The OTT PARSIVEL uses a laser operating in the 780 nm wavelength, with output power of 0.5 mW (OTT, 2015). The dimension of the beam size that is uses is 180 mm long and 30 mm wide, resulting in a 54 cm2 measurement surface (OTT, 2015). It is capable of measuring solid precipitation in the range of 0.2 – 25mm with speeds ranging from 0.2 – 20 m/s and intensities ranging from 0.001 – 1200 mm/hr (OTT, 2015). As precipitation falls through the laser field, a portion of the laser beam is blocked to the receiver which then registers a drop in output voltage corresponding to the diameter of the particle size (OTT, 2015), and depending on how long this drop in voltage is registered for, particle speed is also calculated. The particle size and speed is then put into one of 32 separate size bins, which the OTT algorithm then uses to classify what type of precipitation is falling through the laser field (OTT, 2015). The rate of precipitation is also calculated during this time (OTT, 2015). After one minute, the instrument then outputs this information to the data logger (OTT, 2015).
The Thies LPM uses a laser-optical beaming source operating in the 785 nm wavelength, with output power of 0.5 mW (Thies, 2015). The beam dimensions are 228 mm long and 20 mm wide, which results in a 45.6 cm2 measurement surface with a 0.75 mm depth (Thies, 2015). Solid precipitation is measured from the range of 0.16 - > 8mm, with speeds ranging from 0.2 - 20m/s and intensities from 0.005 – 250 mm/hr (Thies, 2015). Precipitation is measured in the same way that the PARSIVEL is, but the LPM uses 22 classes for particle size and 20 classes for speed (Thies, 2015). In addition, the LPM has temperature constraints of anything greater than 9 °C being reported as liquid (except hail), and anything below -4 °C is reported as solid (Thies, 2015).

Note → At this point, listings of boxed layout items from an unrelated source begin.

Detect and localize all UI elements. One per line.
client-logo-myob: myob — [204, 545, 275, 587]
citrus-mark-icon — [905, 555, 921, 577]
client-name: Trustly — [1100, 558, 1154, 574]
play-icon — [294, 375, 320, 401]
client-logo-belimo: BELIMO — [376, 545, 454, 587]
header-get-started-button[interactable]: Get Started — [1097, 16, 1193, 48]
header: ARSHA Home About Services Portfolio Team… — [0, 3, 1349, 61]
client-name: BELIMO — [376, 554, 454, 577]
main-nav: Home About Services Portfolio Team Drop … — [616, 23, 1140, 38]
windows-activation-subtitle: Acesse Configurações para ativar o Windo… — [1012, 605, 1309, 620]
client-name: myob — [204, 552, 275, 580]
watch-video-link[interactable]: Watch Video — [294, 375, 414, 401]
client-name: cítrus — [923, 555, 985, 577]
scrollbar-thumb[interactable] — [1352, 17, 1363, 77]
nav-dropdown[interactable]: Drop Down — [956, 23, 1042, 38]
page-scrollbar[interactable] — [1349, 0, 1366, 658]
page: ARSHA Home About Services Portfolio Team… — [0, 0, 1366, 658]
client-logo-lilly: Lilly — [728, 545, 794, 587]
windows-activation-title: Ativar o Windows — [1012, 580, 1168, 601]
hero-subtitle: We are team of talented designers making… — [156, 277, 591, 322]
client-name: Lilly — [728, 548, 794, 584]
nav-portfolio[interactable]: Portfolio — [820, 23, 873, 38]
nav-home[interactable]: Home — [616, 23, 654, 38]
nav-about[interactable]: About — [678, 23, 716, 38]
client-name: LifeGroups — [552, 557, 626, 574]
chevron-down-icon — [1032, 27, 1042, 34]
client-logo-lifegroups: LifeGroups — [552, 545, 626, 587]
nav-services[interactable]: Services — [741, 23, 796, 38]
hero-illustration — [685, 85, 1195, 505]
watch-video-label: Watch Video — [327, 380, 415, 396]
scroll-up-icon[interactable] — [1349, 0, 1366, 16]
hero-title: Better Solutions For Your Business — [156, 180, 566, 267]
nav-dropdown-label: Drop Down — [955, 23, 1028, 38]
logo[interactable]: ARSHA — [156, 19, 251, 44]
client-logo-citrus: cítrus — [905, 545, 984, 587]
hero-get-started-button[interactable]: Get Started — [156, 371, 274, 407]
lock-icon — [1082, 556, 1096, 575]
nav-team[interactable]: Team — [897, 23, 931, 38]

Due to the high resolution of data that these optical sensors are capable of, these instruments seem to be capable of detecting and classifiying solid precipitation quite well. Previous research done by Battaglia and Boudala both used the first version of OTT's PARSIVEL in their snow studies, so I am curious how OTT's second version does. The only research that I have seen comparing the two optical sensors in snow conditions comes from Zhang, and they seemed primarily interested in how the two instruments do in very light snow with windy conditions. Therefore, I will be focusing my research in deriving and comparing snowfall accumulation using the PARSIVEL and LPM to be done using data from the National Center for Atmospheric Research (NCAR) Marshall Instrument Field Site in Boulder, CO.